Tips to Surviving a Day at a Kids' Water Park
1. Apply sunscreen early and often.
This one might seem like a no-brainer, but it's easy to remember the initial application and then forget all about it until you have some little tomatoes on your hands. As Micaela, the mother of a 7-year-old, says, "Sunscreen is number one. Just reapply often, because it washes off and wipes off from toweling off." As for the spray-on vs. lotion debate, Micaela seems to have settled it in the simplest way possible: "I use both types." Hard to argue with that.
Another mom, Rachel Z., follows her own mother's example. "When we were kids, my mom always had us check-in with her at certain times," she remembers, "like when the lifeguards had their break."
2. Invest in good swim goggles.
After a burst blood vessel and a few minutes of panic this summer, Eileen (mother to a 3½-year-old and a 6-year-old) learned a valuable lesson: if her kids are swimming or playing with water toys, they should wear swim goggles. Her friend and fellow mom, Abi, is also an optometrist who's seen bad results from kids getting hit in the eye in the water, so goggles are a must on her list. "Goggles also help keep the chlorine out," Eileen notes, and it doesn't hurt that they take your Instagram photos to a new level of adorable. Speaking of social media...
3. Save the Instagram and Facebook posts for later.
While it's tempting to want to document every minute of the fun on social media, it's also not worth it. Eileen recalls a moment last summer, when her entire family was sitting right by the pool and her daughter still managed to slip silently into the water.
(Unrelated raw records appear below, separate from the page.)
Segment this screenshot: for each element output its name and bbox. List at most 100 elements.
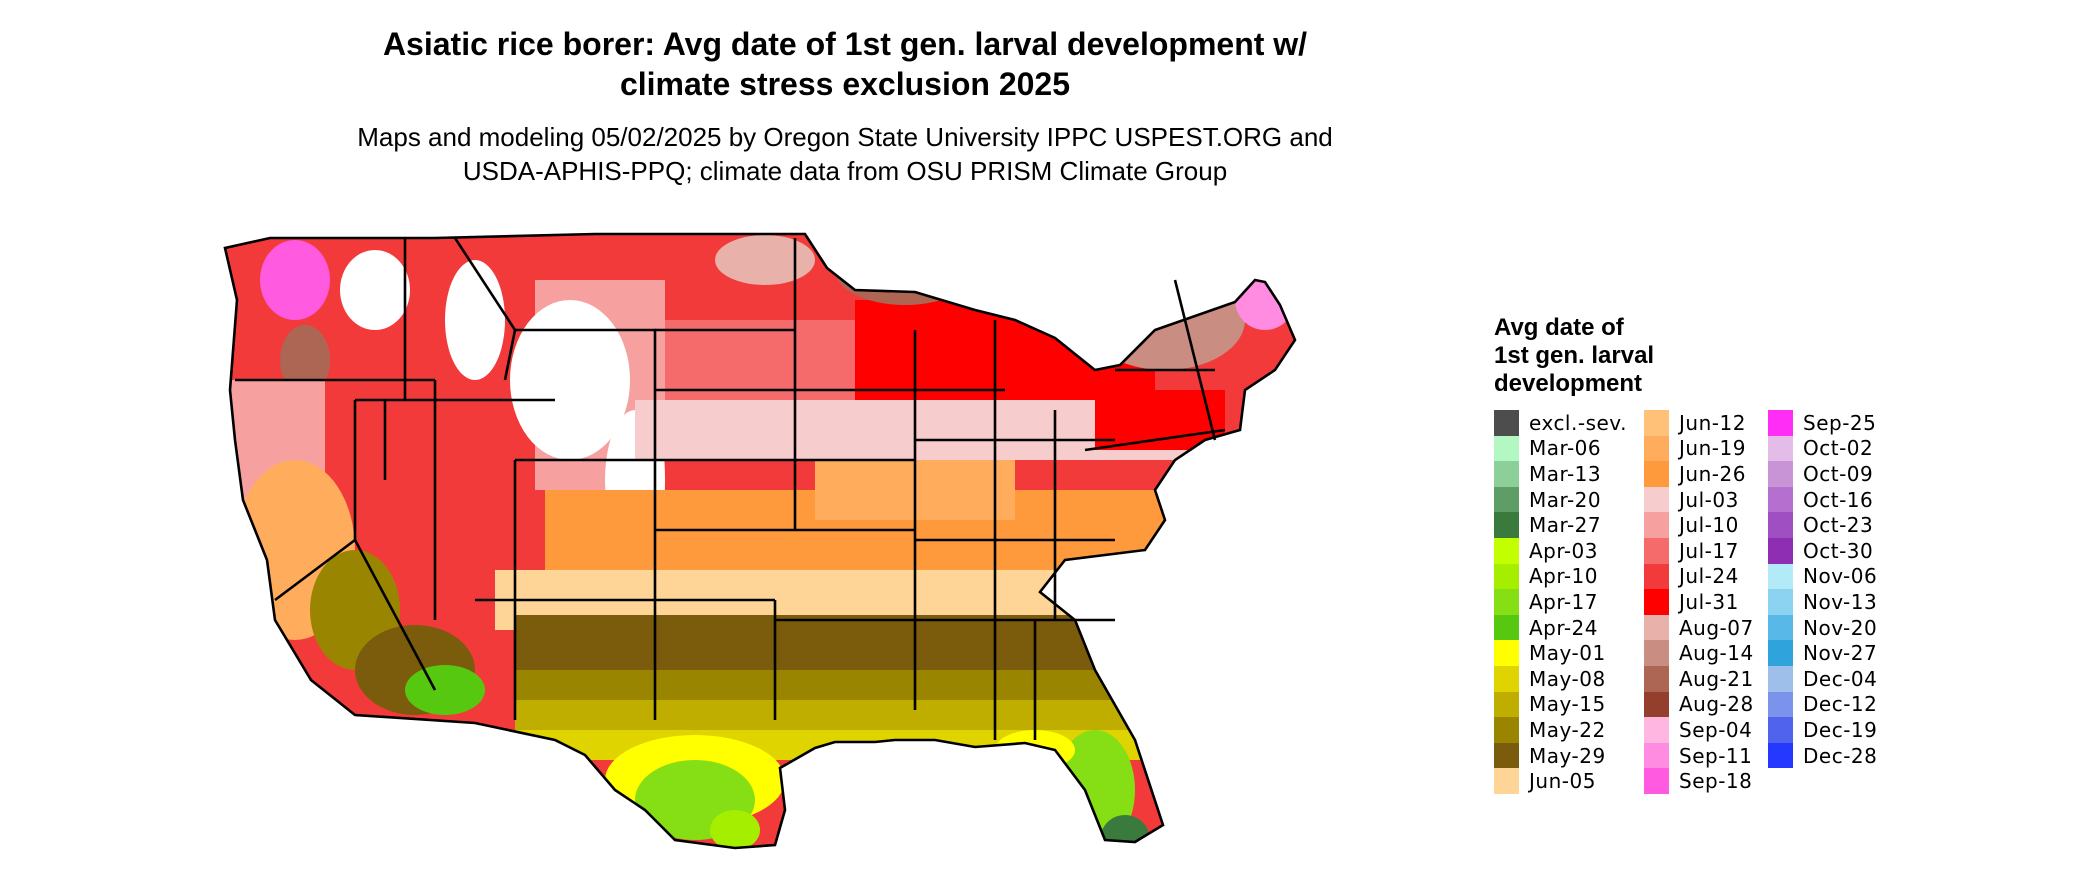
legend-item: Dec-28 [1768,742,1918,769]
legend-item: Jul-31 [1644,589,1768,615]
legend-column: excl.-sev. Mar-06 Mar-13 Mar-20 Mar-27 Apr-03… [1494,410,1644,794]
legend-item: Mar-06 [1494,435,1644,462]
legend-label: Jun-19 [1679,436,1746,461]
legend-swatch [1644,563,1669,590]
legend-item: Oct-02 [1768,435,1918,462]
legend-item: Jun-19 [1644,435,1768,462]
legend-item: Aug-21 [1644,665,1768,692]
legend-label: Jun-12 [1679,410,1746,435]
map-subtitle-line-1: Maps and modeling 05/02/2025 by Oregon S… [357,122,1333,152]
legend-label: Aug-14 [1679,641,1754,666]
map-title-line-1: Asiatic rice borer: Avg date of 1st gen.… [382,26,1308,62]
legend-item: Aug-14 [1644,640,1768,666]
legend-item: Jul-24 [1644,563,1768,590]
legend-swatch [1768,410,1793,436]
legend-label: Jul-10 [1679,513,1739,538]
legend-label: May-29 [1529,743,1606,768]
legend-item: Aug-28 [1644,691,1768,718]
legend-label: Oct-30 [1803,538,1874,563]
legend-item: Oct-09 [1768,461,1918,487]
us-map-graphic [223,232,1297,850]
legend-column: Sep-25 Oct-02 Oct-09 Oct-16 Oct-23 Oct-30 Nov-… [1768,410,1918,794]
legend-swatch [1644,486,1669,513]
legend-label: Aug-21 [1679,666,1754,691]
legend-label: Oct-09 [1803,461,1874,486]
legend: Avg date of 1st gen. larval development … [1494,314,1918,794]
legend-swatch [1644,589,1669,615]
legend-item: Jul-17 [1644,537,1768,564]
legend-swatch [1644,614,1669,641]
legend-swatch [1768,512,1793,538]
legend-label: Jul-17 [1679,538,1739,563]
legend-swatch [1494,537,1519,564]
legend-swatch [1644,435,1669,462]
legend-swatch [1768,691,1793,718]
legend-swatch [1768,614,1793,641]
legend-columns: excl.-sev. Mar-06 Mar-13 Mar-20 Mar-27 Apr-03… [1494,410,1918,794]
legend-swatch [1494,589,1519,615]
legend-swatch [1644,410,1669,436]
legend-label: Jun-05 [1529,769,1596,794]
map-title-line-2: climate stress exclusion 2025 [619,66,1071,102]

They got her out immediately, but she uses it as a reminder that, when you're with your kids around water, you should always "be intentional." In other words, play with them and stay off the phone!
4. Arrive later to avoid the smallest kids.
Rachel K., who has a 3-year-old son and an infant, knows that they aren't everyone's favorite company in the splash pool. Her advice? "Most young kids nap in the afternoon. If you want to avoid them, go after 1 p.m." It's safe to say Rachel and her boys would have already had a full day in by that time. (Of course, larger parks like those on our list below tend to have designated areas just for younger children anyway.)
5. Investigate the concessions options ahead of time.
Again, bigger water parks will generally have many, many food options to chose from. But it's still worth looking into beforehand, whether to plot out your plan of attack or see if you'll be able to save money by bringing in your own food and water. In any case, it pays to be prepared. Eileen puts it best: "Kids at the pool get hangry."